Свен Дельбланк - Пасторский сюртук. Гуннар Эммануэль
Гуннар Эммануэль чуть не заплакал от облегчения и счастья.
— Ach, du mein liebes Weibchen[9], — прошептал он.
— Aber Bertie, bist du schon wieder da,[10] — прошептала в ответ Вера, после чего, склонившись над ночником, задула его. И из теплой, душистой темноты он услышал ее голос…
— Now hurry up, you naughty boy…[11]
Он забрался в постель и бросился в ее объятия, движимый страстным желанием забыть обо всем, что он пережил в коридоре, и он был яростен и жесток в своей атаке, когда проник в это женское убежище, где можно скрыться от мира, и испытал страх и бешенство, когда слишком скоро понял, что восторг любви не может длиться вечно…
— Vicky…
— Oh, Bertie, not again!
— Vicky, you must obey your husband…
— Oh, Bertie, my love…[12]
О, если бы время остановилось в этом теплом, скрытом от мира, убежище женственности! Но ход времени неумолим, гладь блаженства покрывается рябью, и он вновь ощущает в мозгу звук, звук болезненно громкий, звук злого голоса, который продолжает клеветать и изрыгать колкости и подшучивать надо всем, что представляется правильным и истинным, и умоляющий голос голодного ребенка, и шум снаружи, яростно орущие люди, требующие от него чего-то, что он не способен им дать, и тут распахиваются двери спальни, в комнату проник свет, и Гуннар Эммануэль увидел, что женщина под ним вовсе не Вера, и он закричал, подбежал к окну и бросился вниз головой вперед…

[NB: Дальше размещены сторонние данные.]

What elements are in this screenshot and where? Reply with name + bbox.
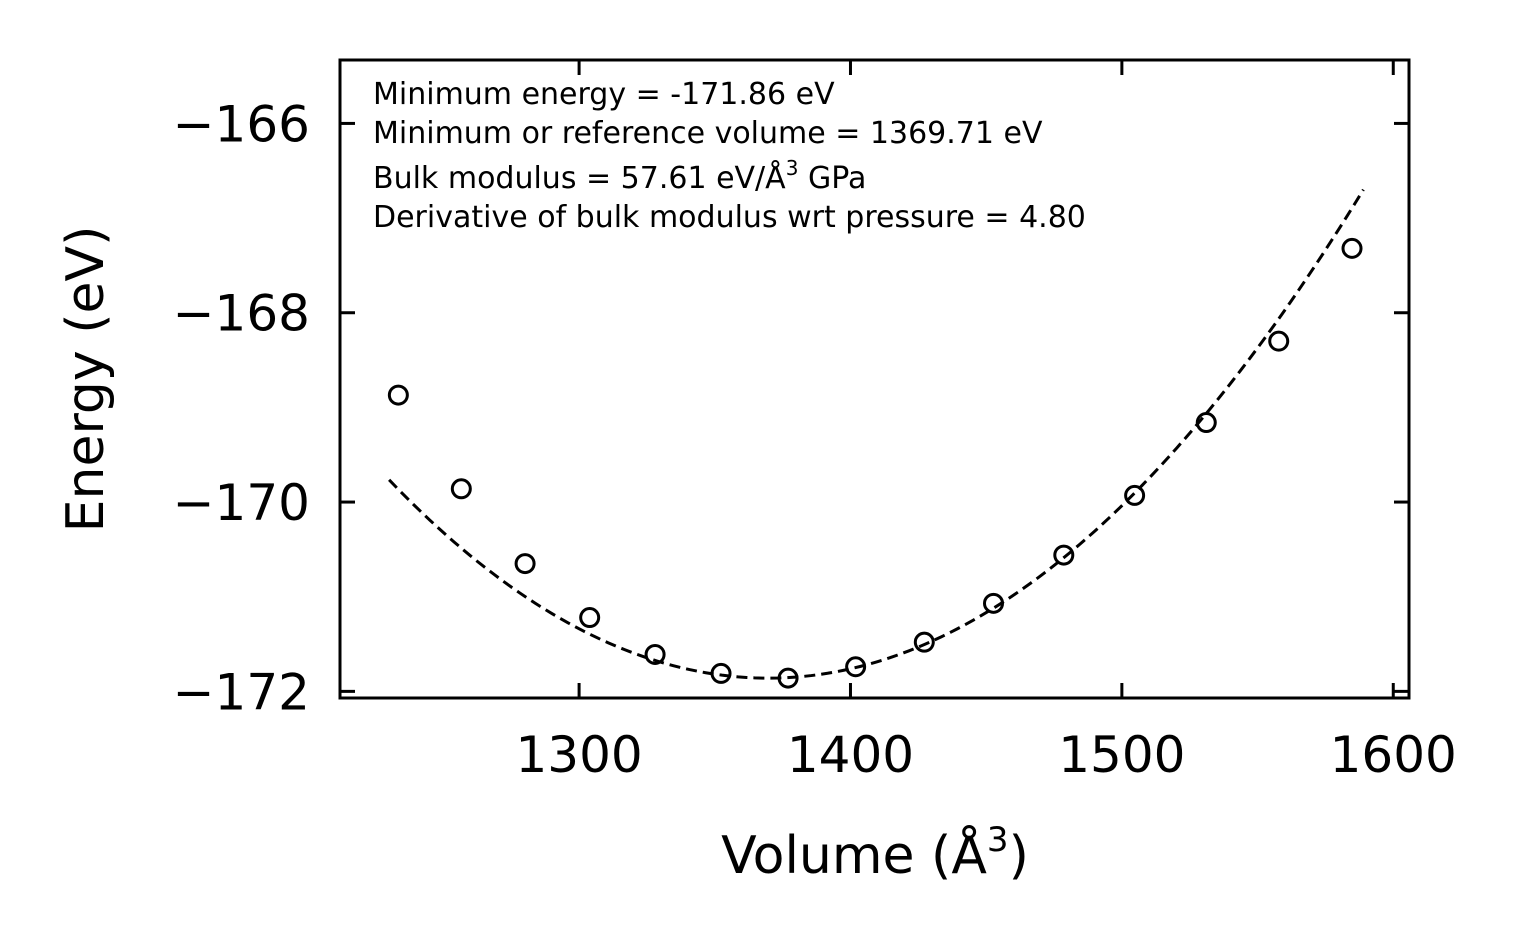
data-point — [777, 667, 799, 689]
x-axis-title-superscript: 3 — [987, 820, 1009, 860]
data-point — [1053, 544, 1075, 566]
y-axis-title: Energy (eV) — [56, 226, 116, 533]
data-point — [983, 592, 1005, 614]
data-point — [1341, 237, 1363, 259]
data-point — [514, 553, 536, 575]
data-point — [710, 662, 732, 684]
fit-annotations: Minimum energy = -171.86 eV Minimum or r… — [373, 77, 1086, 235]
data-point — [450, 478, 472, 500]
data-point — [845, 656, 867, 678]
x-tick-label: 1600 — [1330, 726, 1457, 784]
y-tick-labels: −166 −168 −170 −172 — [173, 95, 310, 721]
fit-curve-line — [388, 188, 1365, 680]
y-tick-label: −170 — [173, 474, 310, 532]
x-tick-label: 1400 — [787, 726, 914, 784]
data-point — [1124, 484, 1146, 506]
plot-marks — [387, 188, 1365, 689]
x-tick-labels: 1300 1400 1500 1600 — [515, 726, 1456, 784]
plot-frame — [338, 58, 1411, 700]
annotation-bulk-base: Bulk modulus = 57.61 eV/Å — [373, 160, 786, 196]
data-point — [579, 607, 601, 629]
annotation-bulk-end: GPa — [798, 161, 866, 196]
x-tick-label: 1300 — [515, 726, 642, 784]
x-tick-label: 1500 — [1058, 726, 1185, 784]
axis-ticks — [340, 60, 1409, 698]
y-tick-label: −168 — [173, 285, 310, 343]
x-axis-title-end: ) — [1009, 826, 1029, 886]
y-tick-label: −166 — [173, 95, 310, 153]
x-axis-title: Volume (Å3) — [721, 820, 1029, 886]
annotation-bulk-superscript: 3 — [786, 156, 799, 180]
y-tick-label: −172 — [173, 663, 310, 721]
data-point — [1268, 330, 1290, 352]
data-point — [913, 631, 935, 653]
data-point — [644, 643, 666, 665]
annotation-bulk-modulus: Bulk modulus = 57.61 eV/Å3 GPa — [373, 156, 866, 196]
annotation-bulk-modulus-derivative: Derivative of bulk modulus wrt pressure … — [373, 200, 1086, 235]
data-point — [1195, 412, 1217, 434]
data-point — [387, 384, 409, 406]
annotation-minimum-volume: Minimum or reference volume = 1369.71 eV — [373, 116, 1043, 151]
x-axis-title-base: Volume (Å — [721, 824, 987, 886]
annotation-minimum-energy: Minimum energy = -171.86 eV — [373, 77, 835, 112]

И этот громовой раскат презрительного смеха, пока он падал, падал и падал…
— Ну? И что потом?
— Потом больше ничего. Я просто очнулся на ковре, возле гардероба.
— И что по-твоему это должно означать?
— Не знаю.
— Ты все-таки немножко пуританин, и твой сон, возможно, заинтересовал бы фрейдиста. Надеюсь, ты понимаешь, что это был сон?
— Возможно. Не знаю.
— А Солтикофф?
Гуннар не ответил. Он снова погрузился в сон, легкий и тихий, как у ребенка. Он спал, положив руку на голову. Я смотрел на его изможденное, небритое лицо. В коридоре африканские студенты затянули какую-то печальную песнь. Я не мог избавиться от чувства подавленности. Гуннар все больше становился проблемой, и я не знал, что мне делать.
Я не знал, что думать.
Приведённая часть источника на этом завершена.